The mayors of both cities are calling for Trump to change his rhetoric about immigrants. Multiple protests are planned. And Democratic presidential candidates continue to criticize him, including former Rep. Beto O’Rourke, who will hold a counter-rally in his hometown of El Paso during the president’s visit.
Trump was dismissive of the criticism, saying as he left the White House, “These are people that are looking for political gain.”
It is a highly unusual predicament for an American president to at once try to unite a community and a nation at the same time he is being criticized as contributing to a combustible climate that can spawn violence.
Some 85% of U.S. adults believe the tone and nature of political debate has become more negative, with a majority saying Trump has changed things for the worse, according to recent Pew Research Center polling.
And more than three quarters, 78%, say that elected officials who use heated or aggressive language to talk about certain people or groups make violence against those people more likely.
White House officials said Trump’s visits would be similar to those he’s paid to grieving communities including Parkland, Florida, and Las Vegas, with the Republican president and the first lady saluting first responders and spending time with mourning families and survivors.

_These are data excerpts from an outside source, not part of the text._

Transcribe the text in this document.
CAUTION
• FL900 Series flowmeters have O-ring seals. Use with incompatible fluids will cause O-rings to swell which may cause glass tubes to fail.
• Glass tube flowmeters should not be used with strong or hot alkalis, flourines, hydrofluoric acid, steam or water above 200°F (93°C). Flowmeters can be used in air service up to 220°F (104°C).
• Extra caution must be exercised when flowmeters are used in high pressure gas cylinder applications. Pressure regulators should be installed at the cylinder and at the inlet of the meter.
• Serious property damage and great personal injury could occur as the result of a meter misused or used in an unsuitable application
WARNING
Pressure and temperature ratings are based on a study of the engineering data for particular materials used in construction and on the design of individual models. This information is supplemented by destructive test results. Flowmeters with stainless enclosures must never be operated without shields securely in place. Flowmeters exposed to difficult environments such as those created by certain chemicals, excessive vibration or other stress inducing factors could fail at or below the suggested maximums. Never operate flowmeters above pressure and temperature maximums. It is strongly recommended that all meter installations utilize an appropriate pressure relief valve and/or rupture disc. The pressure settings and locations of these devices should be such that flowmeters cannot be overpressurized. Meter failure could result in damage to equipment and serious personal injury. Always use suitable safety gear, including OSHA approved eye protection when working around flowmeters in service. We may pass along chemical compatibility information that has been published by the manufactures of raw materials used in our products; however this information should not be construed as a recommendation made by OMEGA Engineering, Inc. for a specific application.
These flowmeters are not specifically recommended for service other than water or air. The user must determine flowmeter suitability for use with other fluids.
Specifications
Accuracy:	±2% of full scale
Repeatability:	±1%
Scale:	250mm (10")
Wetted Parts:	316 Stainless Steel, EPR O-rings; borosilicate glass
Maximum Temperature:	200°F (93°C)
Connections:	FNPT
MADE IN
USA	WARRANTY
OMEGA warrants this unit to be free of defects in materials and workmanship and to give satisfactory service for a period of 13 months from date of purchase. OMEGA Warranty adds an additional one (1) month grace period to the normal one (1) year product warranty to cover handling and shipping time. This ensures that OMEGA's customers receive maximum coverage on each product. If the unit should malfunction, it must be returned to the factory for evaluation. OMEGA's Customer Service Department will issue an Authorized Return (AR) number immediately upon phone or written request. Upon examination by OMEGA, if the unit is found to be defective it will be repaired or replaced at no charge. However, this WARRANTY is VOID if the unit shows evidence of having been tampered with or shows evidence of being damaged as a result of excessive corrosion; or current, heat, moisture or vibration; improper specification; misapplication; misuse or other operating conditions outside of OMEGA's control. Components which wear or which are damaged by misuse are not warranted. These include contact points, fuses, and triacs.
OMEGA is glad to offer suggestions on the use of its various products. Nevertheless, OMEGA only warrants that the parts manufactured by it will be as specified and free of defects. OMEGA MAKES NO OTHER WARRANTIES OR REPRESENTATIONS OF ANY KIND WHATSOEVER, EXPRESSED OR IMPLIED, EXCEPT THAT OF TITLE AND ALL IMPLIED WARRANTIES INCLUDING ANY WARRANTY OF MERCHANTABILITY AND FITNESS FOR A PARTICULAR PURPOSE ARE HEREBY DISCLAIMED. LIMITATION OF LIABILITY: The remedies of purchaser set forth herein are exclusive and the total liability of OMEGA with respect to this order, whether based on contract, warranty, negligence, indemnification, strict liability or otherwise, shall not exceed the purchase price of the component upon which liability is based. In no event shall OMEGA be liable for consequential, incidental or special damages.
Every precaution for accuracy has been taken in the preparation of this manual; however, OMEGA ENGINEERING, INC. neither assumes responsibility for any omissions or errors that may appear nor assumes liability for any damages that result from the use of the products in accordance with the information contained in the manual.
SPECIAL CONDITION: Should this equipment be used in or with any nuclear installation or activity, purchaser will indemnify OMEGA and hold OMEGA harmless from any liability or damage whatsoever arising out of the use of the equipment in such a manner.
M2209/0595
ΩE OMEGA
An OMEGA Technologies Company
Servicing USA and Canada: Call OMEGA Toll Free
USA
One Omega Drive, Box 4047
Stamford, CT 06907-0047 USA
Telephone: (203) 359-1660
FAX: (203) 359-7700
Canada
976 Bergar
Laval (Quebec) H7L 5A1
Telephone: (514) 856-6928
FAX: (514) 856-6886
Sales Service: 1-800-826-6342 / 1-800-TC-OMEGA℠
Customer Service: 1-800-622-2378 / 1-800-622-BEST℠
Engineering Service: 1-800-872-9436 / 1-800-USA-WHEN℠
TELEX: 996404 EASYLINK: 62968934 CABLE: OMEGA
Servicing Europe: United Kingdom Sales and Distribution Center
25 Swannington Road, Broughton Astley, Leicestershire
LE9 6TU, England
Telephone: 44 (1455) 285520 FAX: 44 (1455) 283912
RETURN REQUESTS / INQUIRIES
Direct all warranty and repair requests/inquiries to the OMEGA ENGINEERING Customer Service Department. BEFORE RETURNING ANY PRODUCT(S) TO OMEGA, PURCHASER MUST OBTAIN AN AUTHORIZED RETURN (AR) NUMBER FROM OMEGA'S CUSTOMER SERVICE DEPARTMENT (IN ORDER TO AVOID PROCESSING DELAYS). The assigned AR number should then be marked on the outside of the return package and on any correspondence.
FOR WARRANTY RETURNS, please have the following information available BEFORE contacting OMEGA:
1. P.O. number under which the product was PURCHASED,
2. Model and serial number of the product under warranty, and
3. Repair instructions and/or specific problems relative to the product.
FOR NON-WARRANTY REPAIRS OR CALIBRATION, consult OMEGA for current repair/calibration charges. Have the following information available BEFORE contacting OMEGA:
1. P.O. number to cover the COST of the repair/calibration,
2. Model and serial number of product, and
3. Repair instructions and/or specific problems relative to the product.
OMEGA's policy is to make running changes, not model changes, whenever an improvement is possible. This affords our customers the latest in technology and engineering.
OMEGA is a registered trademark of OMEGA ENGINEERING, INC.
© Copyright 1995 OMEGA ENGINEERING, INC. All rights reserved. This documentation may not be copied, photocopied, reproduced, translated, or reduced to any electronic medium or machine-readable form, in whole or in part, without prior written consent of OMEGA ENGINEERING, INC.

“What he wants to do is go to these communities and grieve with them, pray with them, offer condolences,” White House spokesman Hogan Gidley said Tuesday. He said Trump also wants “to have a conversation” about ways to head off future deadly episodes.

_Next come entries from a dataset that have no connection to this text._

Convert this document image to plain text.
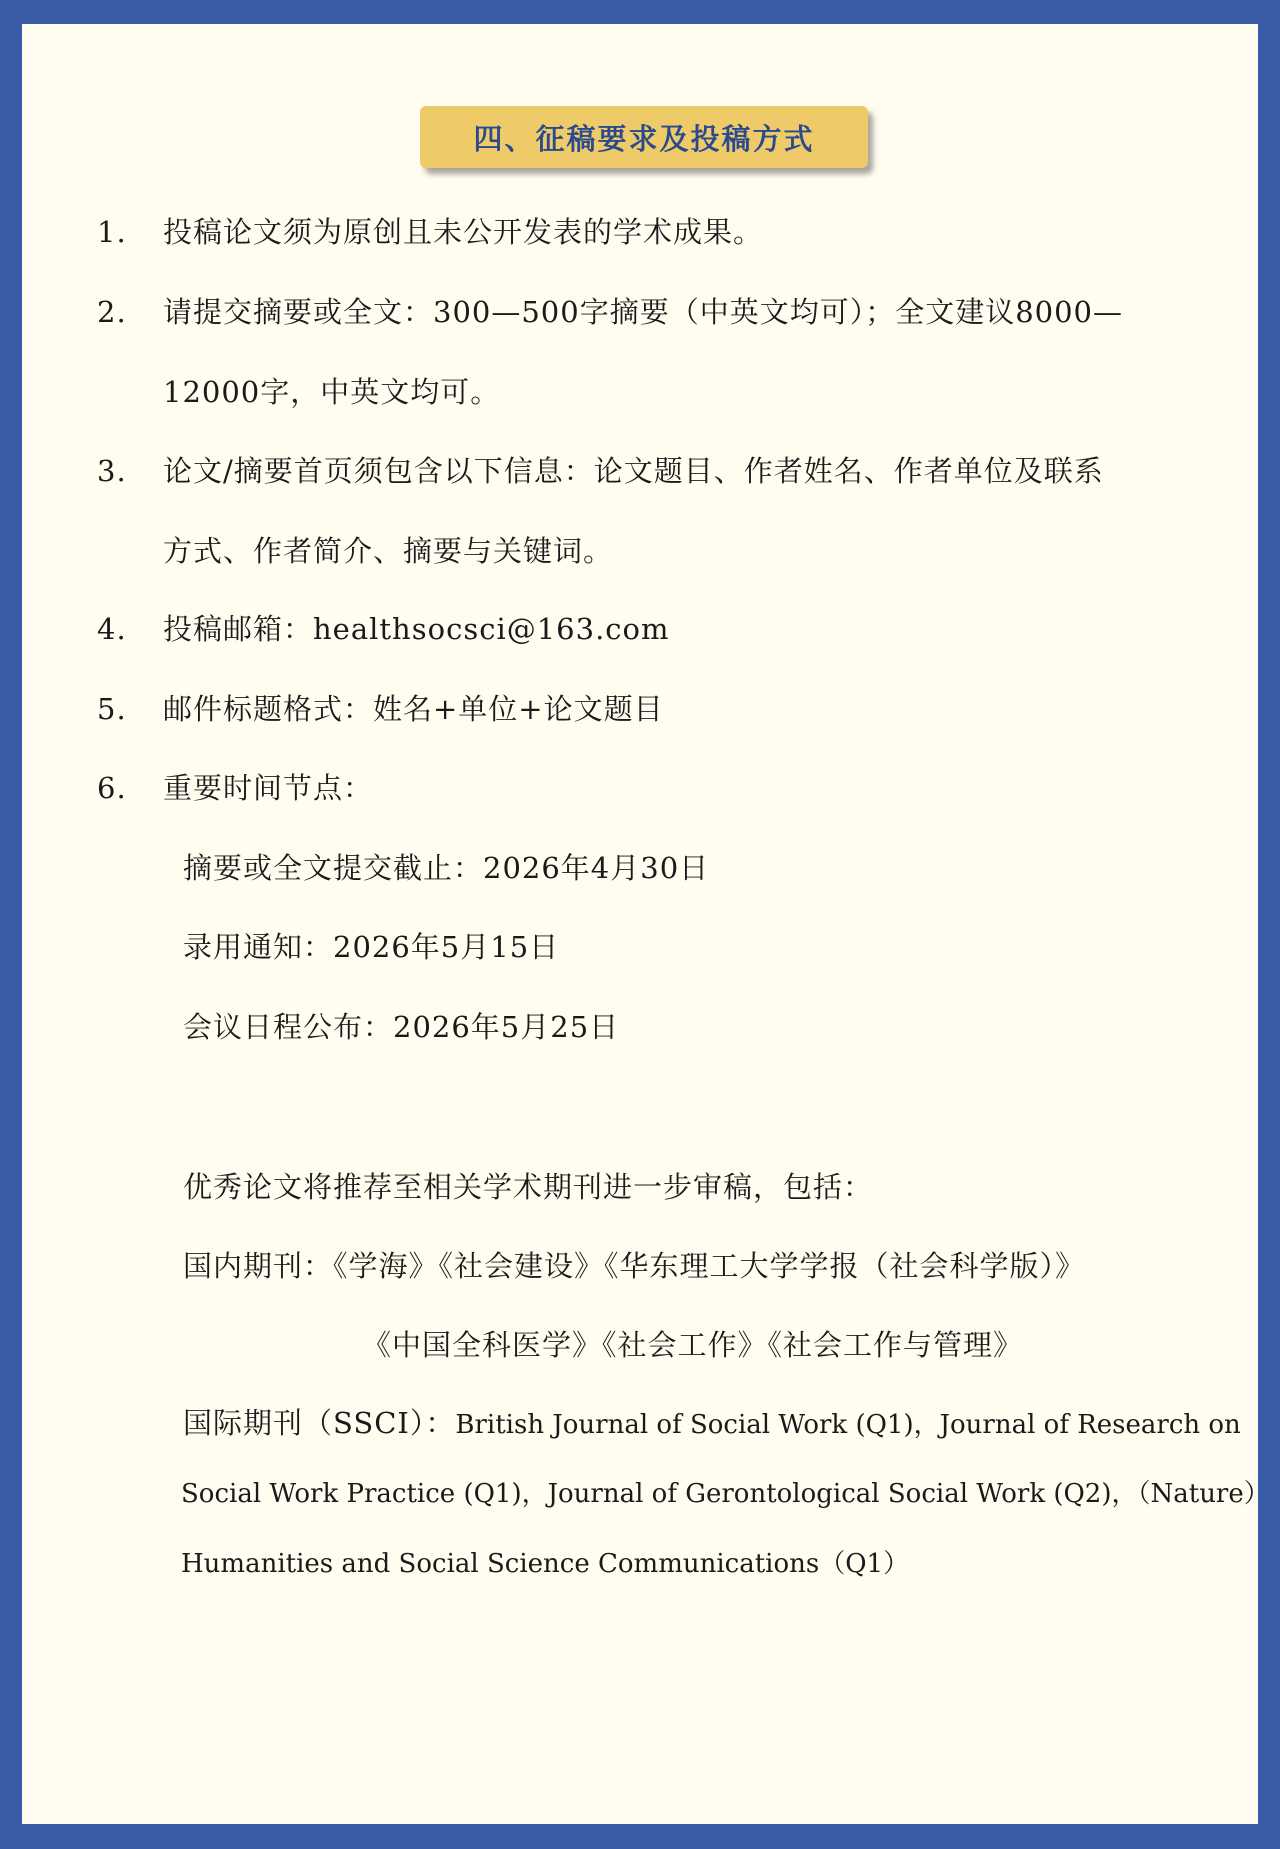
四、征稿要求及投稿方式
1. 投稿论文须为原创且未公开发表的学术成果。
2. 请提交摘要或全文：300—500字摘要（中英文均可）；全文建议8000—
12000字，中英文均可。
3. 论文/摘要首页须包含以下信息：论文题目、作者姓名、作者单位及联系
方式、作者简介、摘要与关键词。
4. 投稿邮箱：healthsocsci@163.com
5. 邮件标题格式：姓名+单位+论文题目
6. 重要时间节点：
摘要或全文提交截止：2026年4月30日
录用通知：2026年5月15日
会议日程公布：2026年5月25日
优秀论文将推荐至相关学术期刊进一步审稿，包括：
国内期刊：《学海》《社会建设》《华东理工大学学报（社会科学版）》
《中国全科医学》《社会工作》《社会工作与管理》
国际期刊（SSCI）：British Journal of Social Work (Q1)，Journal of Research on
Social Work Practice (Q1)，Journal of Gerontological Social Work (Q2)，（Nature）
Humanities and Social Science Communications（Q1）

“We can do something impactful to prevent this from ever happening again, if we come together,” the spokesman said.
That’s a tough assignment for a president who thrives on division and whose aides say he views discord and unease about cultural, economic and demographic changes as key to his reelection.
Trump, who often seems most comfortable on rally stages with deeply partisan crowds, has not excelled at projecting empathy, mixing what can sound like perfunctory expressions of grief with awkward offhand remarks. While he has offered hugs to tornado victims and spent time at the bedsides of shooting victims, he has yet to project the kind of emotion and vulnerability of his recent predecessors.

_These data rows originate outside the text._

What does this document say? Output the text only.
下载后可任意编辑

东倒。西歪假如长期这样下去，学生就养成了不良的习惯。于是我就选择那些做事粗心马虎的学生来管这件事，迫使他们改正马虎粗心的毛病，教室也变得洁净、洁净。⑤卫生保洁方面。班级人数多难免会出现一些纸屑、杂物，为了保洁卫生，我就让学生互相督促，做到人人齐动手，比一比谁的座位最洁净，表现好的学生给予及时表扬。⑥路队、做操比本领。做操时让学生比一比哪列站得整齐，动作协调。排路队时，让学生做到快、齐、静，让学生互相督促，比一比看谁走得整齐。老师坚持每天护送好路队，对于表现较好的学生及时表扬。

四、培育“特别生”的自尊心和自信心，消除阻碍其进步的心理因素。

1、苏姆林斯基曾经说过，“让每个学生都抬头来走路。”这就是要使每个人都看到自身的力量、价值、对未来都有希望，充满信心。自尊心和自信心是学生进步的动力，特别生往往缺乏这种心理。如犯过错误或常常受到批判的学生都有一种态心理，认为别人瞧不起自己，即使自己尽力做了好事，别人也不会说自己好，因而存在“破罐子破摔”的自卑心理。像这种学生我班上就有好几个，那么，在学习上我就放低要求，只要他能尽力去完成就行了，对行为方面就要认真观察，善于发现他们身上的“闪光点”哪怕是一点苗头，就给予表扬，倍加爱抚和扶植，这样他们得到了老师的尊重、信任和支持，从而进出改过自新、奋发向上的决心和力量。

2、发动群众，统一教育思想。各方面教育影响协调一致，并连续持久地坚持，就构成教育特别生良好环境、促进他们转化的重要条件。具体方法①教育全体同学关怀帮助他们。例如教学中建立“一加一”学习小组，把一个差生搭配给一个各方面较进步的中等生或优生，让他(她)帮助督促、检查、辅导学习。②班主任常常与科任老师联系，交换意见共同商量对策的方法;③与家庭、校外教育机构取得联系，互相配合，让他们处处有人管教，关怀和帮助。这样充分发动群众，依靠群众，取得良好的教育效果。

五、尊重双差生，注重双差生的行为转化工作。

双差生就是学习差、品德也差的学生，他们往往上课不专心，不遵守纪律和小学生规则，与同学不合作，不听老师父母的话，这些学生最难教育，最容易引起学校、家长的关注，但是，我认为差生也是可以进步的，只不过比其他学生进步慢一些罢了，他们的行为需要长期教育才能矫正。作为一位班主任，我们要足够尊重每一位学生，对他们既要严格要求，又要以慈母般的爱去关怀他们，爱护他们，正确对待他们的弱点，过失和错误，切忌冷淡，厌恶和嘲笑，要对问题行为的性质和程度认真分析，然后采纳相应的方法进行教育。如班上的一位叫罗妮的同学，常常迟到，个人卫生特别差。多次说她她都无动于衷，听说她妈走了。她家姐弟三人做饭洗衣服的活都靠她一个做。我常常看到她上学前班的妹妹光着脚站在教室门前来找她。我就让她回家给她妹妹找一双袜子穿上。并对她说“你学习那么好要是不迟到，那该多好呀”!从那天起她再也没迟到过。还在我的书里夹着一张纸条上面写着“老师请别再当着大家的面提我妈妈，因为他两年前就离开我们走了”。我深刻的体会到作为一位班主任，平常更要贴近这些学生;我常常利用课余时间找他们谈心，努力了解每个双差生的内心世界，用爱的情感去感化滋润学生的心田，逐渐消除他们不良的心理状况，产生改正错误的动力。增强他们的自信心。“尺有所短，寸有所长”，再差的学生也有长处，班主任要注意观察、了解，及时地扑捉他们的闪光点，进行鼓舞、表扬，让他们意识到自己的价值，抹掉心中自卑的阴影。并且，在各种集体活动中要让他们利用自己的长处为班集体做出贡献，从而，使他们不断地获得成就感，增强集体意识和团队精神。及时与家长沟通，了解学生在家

Barack Obama grew visibly shaken as he addressed the nation in the wake of the Sandy Hook elementary school massacre and teared up while delivering a 2016 speech on new gun control efforts. George W. Bush helped bring the country together following the Sept. 11 attacks, notably standing atop the smoking rubble of the World Trade Center, his arm draped over the shoulder of a firefighter, as he shouted through a bullhorn. Bill Clinton helped reassure the nation after the bombing of a federal building in Oklahoma City and the mass school shooting at Columbine High School.
Trump, too, has been able to summon soothing words. But then he often quickly lapses into divisive tweets and statements — just recently painting immigrants as “invaders,” suggesting four Democratic congresswoman of color should “go back” to their home countries even though they’re U.S. citizens and deriding majority-black Baltimore as a rat-infested hell-hole.